The moment Hobson left, I came through the door. Terry looked at me, put his finger to his lips and waved me out of the bar. He pointed up. He wanted me to go to the flat and find this Terminal thing that he and Hobson had talked about. There was no computer of any kind up there. We'd been there often enough and that was something that I would have noticed.
I looked through the flat, focussing on odder locations, in all of the random nooks and crannies of the place, in the sofa, the kitchen cabinets. Hell, I even opened up the back of the toilet. I had no idea what I was looking for. I went into Van' room. The smell of maple-vanilla pipe tobacco permeated the room, still. We used this flat once or twice a year, but he smoked enough in here to have permanently changed the air. It always bothered me. I inhaled deeply and sat on the unmade bed. There were books, CDs and sheet music strewn about. I was hesitant to move any of it. There was a cork board by the small desk opposite the bed. Van had tacked a bunch of different things to it. It looked like a moodboard to his life. There was a lapel pin from the Prisoner, a picture of the dog he'd grown up with, a rewritable CD with "crap" written on it in wide black marker.
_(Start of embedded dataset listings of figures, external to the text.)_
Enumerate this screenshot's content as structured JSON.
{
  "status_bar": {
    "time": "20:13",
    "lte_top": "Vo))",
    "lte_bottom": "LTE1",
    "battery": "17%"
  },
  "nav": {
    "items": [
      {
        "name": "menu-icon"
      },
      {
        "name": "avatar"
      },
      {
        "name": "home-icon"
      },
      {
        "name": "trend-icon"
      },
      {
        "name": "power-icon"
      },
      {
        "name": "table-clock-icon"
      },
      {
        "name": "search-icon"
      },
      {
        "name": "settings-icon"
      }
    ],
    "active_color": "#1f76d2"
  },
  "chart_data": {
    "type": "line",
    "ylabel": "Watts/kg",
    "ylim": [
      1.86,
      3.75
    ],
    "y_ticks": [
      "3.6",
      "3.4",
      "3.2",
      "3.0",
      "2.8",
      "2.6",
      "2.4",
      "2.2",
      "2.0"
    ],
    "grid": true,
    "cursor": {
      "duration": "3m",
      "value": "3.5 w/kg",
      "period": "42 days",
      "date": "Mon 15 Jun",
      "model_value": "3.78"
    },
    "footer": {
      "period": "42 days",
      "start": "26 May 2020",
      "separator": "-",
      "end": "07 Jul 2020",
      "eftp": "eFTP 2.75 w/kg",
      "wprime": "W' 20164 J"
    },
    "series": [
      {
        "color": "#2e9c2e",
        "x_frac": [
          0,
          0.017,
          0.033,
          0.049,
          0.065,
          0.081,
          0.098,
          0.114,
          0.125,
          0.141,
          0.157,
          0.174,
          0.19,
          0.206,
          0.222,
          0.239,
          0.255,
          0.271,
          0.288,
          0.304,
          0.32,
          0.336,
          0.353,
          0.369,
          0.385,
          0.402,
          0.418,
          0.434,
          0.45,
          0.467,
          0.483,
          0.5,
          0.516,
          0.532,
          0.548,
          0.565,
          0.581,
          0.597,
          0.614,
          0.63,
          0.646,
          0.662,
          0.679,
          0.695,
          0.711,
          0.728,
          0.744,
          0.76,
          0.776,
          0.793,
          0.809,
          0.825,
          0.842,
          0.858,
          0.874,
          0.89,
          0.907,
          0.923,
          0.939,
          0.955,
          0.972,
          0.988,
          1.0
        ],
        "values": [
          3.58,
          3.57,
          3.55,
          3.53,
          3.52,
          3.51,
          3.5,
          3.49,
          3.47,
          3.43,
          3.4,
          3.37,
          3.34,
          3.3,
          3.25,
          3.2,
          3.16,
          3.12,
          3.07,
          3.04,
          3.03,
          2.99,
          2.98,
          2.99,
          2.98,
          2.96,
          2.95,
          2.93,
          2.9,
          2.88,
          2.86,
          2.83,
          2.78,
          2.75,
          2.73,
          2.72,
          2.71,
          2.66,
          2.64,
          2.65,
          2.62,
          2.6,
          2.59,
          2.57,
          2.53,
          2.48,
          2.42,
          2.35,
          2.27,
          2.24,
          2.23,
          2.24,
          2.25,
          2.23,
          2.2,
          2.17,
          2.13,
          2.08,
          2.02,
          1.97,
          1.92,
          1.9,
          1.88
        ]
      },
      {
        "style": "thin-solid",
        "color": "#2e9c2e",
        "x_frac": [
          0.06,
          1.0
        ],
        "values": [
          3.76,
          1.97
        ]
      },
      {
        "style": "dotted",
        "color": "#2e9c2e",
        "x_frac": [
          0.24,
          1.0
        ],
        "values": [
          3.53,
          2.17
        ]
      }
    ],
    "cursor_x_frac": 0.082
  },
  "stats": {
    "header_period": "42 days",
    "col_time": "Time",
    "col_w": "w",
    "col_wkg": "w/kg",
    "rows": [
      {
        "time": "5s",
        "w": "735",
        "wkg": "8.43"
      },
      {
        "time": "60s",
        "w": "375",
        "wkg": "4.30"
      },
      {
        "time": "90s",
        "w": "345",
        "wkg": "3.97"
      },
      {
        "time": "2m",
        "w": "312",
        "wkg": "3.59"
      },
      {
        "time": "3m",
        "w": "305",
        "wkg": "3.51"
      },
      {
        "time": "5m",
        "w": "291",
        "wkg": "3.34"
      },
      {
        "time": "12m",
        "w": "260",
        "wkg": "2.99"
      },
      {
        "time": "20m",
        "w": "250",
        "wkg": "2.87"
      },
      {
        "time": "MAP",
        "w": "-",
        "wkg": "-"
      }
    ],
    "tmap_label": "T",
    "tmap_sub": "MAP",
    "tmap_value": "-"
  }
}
It hung from a pin stuck out of the board. I spun it a little. There were notes here and there, important sentences and sayings, from books and music, even a couple from us, born out of substance-fuelled evenings. There were a bunch of pictures as well, most overlapped with each other and everything else up there. They fought to be seen, to stick out. There was that composite picture of us in front of the pub. Our first visit here so many years ago. He'd done a great job stitching them together. There was another black and white image of us at a small cafe in Paris. We were so young. That was when we'd first met June. She had taken that picture.
He was my brother, and he was no more. The pain came quick and threatened to overwhelm me. This wasn't the time. I worried a little that it would never be time. I curled up on the bed and cried until I fell asleep.
"Anthony. Wake up. Anthony" Terry stood over me. He shook my arm gently. "You need to get going. Hobson will be back soon. You need to get gone." Now that I was awake, he didn't feel the need for a gentle touch. He lifted me out of Van's bed and dropped me on my feet.
"Terry? I—"
"Take this." He handed me an old canvas bag. "I've packed everything you'll need." When I didn't move, he pushed it into my chest, forcing my arms closed around it. "I can't know where you're going, or what you plan on doing." He put a couple of fingers in his jeans, and hooked out a set of keys. "Take the car. You'll need to stay off the radar, and it's your best bet.
"What do you—"
"The car is downstairs by the door." When I didn't move, he got behind me and pushed me out the door, down the stairs and into the car. "Off with ya."